Ainsi c’est exactement que le premier juge a relevé que l’attestation de l’employeur n’était pas un obstacle à l’inscription comme demandeur d’emploi mais constituait seulement le préalable nécessaire à l’ouverture des droits.
En effet, il est de principe que l’inscription sur la liste des demandeurs d’emploi ne peut, à l’opposé de l’ouverture des droits, avoir un caractère rétroactif.
En outre, l’intimé fait utilement valoir que si Madame [S] considérait qu’elle ne pouvait s’inscrire sur la liste des demandeurs d’emploi sans ses documents de fin de contrat, il lui appartenait de saisir les juridictions prud’homales en référé afin de les obtenir de son employeur, ce qu’elle n’a fait que très tardivement puisqu’elle a attendu le 4 novembre 2015, soit plus de deux ans après son licenciement, pour saisir la formation de référé du conseil de prud’hommes de Créteil.

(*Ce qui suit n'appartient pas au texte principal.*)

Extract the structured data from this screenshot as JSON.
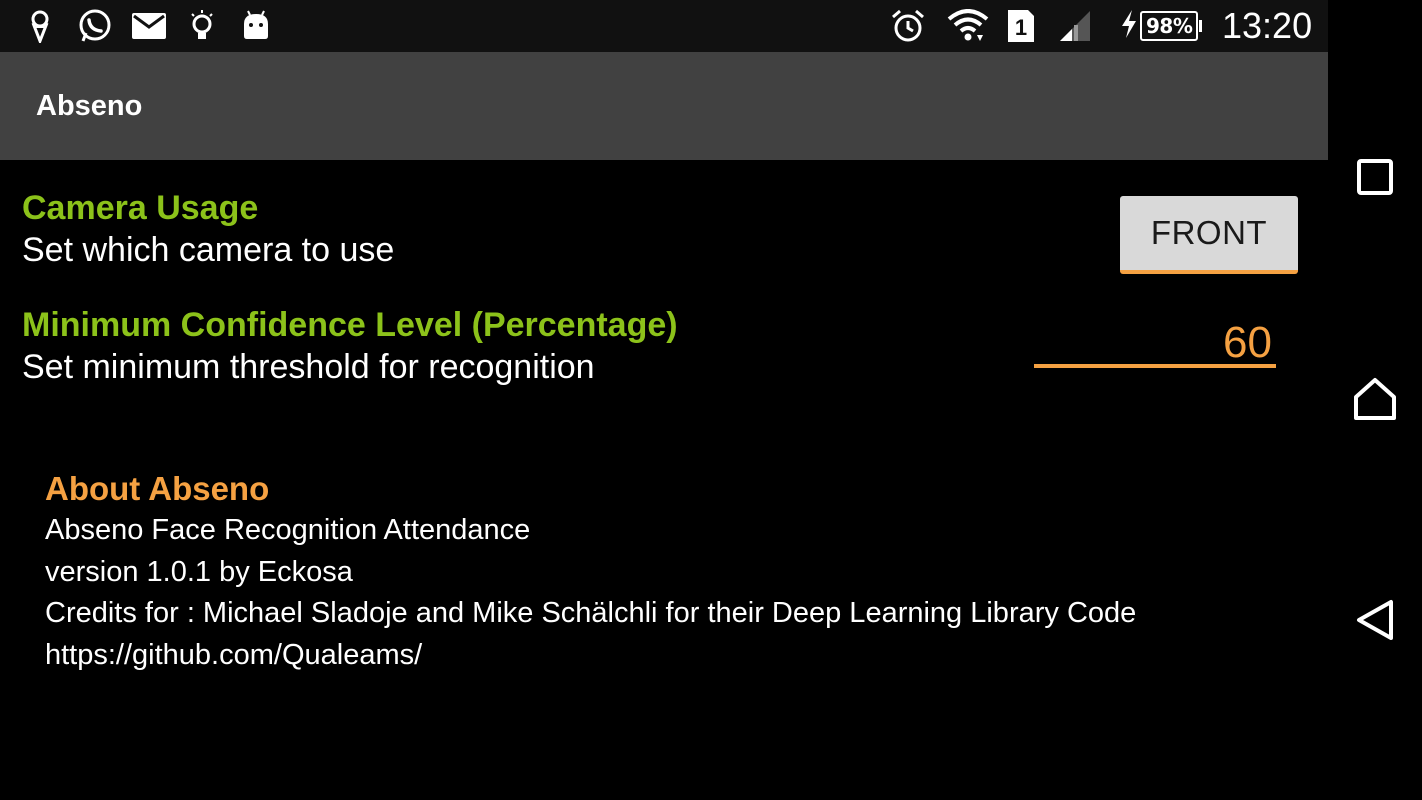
{
  "status_bar": {
    "icons": [
      "ice-cream-icon",
      "whatsapp-icon",
      "mail-icon",
      "lightbulb-icon",
      "android-icon",
      "alarm-icon",
      "wifi-icon",
      "sim-1-icon",
      "signal-icon",
      "charging-icon"
    ],
    "sim_label": "1",
    "battery": "98%",
    "time": "13:20"
  },
  "action_bar": {
    "title": "Abseno"
  },
  "preferences": {
    "camera": {
      "title": "Camera Usage",
      "summary": "Set which camera to use",
      "button_label": "FRONT"
    },
    "confidence": {
      "title": "Minimum Confidence Level (Percentage)",
      "summary": "Set minimum threshold for recognition",
      "value": "60"
    }
  },
  "about": {
    "title": "About Abseno",
    "lines": [
      "Abseno Face Recognition Attendance",
      "version 1.0.1 by Eckosa",
      "Credits for : Michael Sladoje and Mike Schälchli for their Deep Learning Library Code",
      "https://github.com/Qualeams/"
    ]
  },
  "nav_bar": {
    "buttons": [
      "recents-icon",
      "home-icon",
      "back-icon"
    ]
  },
  "colors": {
    "accent_green": "#8cc21a",
    "accent_orange": "#f5a142",
    "action_bar": "#414141",
    "background": "#000000"
  }
}
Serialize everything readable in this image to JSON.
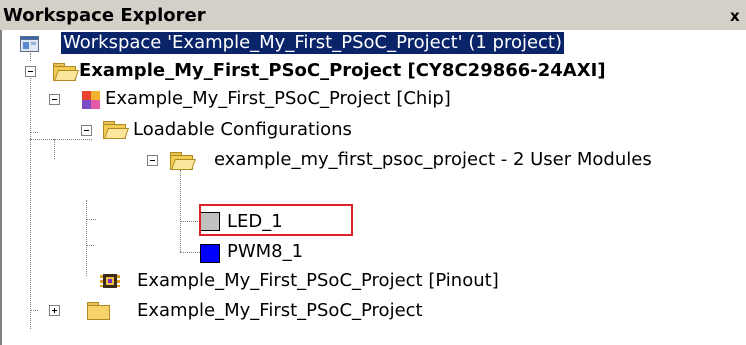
{
  "panel": {
    "title": "Workspace Explorer",
    "close_glyph": "x"
  },
  "tree": {
    "workspace_label": "Workspace 'Example_My_First_PSoC_Project' (1 project)",
    "project_label": "Example_My_First_PSoC_Project [CY8C29866-24AXI]",
    "chip_label": "Example_My_First_PSoC_Project [Chip]",
    "loadable_label": "Loadable Configurations",
    "config_label": "example_my_first_psoc_project - 2 User Modules",
    "led_label": "LED_1",
    "pwm_label": "PWM8_1",
    "pinout_label": "Example_My_First_PSoC_Project [Pinout]",
    "files_label": "Example_My_First_PSoC_Project"
  },
  "colors": {
    "selection": "#0a246a",
    "led_swatch": "#c0c0c0",
    "pwm_swatch": "#0000ff",
    "highlight": "#e0202a"
  },
  "icons": {
    "workspace": "workspace-icon",
    "project": "open-folder-icon",
    "chip": "chip-icon",
    "loadable": "open-folder-icon",
    "config": "open-folder-icon",
    "led": "user-module-swatch-icon",
    "pwm": "user-module-swatch-icon",
    "pinout": "pinout-icon",
    "files": "folder-icon"
  }
}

Dans ces conditions, en application des dispositions précitées, le jugement entrepris doit être confirmé en ce qu’il a dit que c’était à juste titre que Pôle emploi avait refusé à Madame [S] le bénéfice de l’allocation de retour à l’emploi.
Sur les dépens et l’article 700 du code de procédure civile
Madame [Z] [S], qui succombe sur le mérite de son appel, doit être condamnée aux dépens.
Aucune raison d’équité ne commande l’application de l’article 700 du code de procédure civile au profit de France travail venant aux droits de Pôle emploi.
PAR CES MOTIFS,
Statuant publiquement, par décision contradictoire et en dernier ressort,
CONFIRME le jugement déféré en ses dispositions soumises à la cour,
Y ajoutant,
CONDAMNE Madame [Z] [S] aux dépens d’appel qui seront recouvrés comme il est prescrit en matière d’aide juridictionnelle,
DIT n’y avoir lieu à application de l’article 700 du code de procédure civile.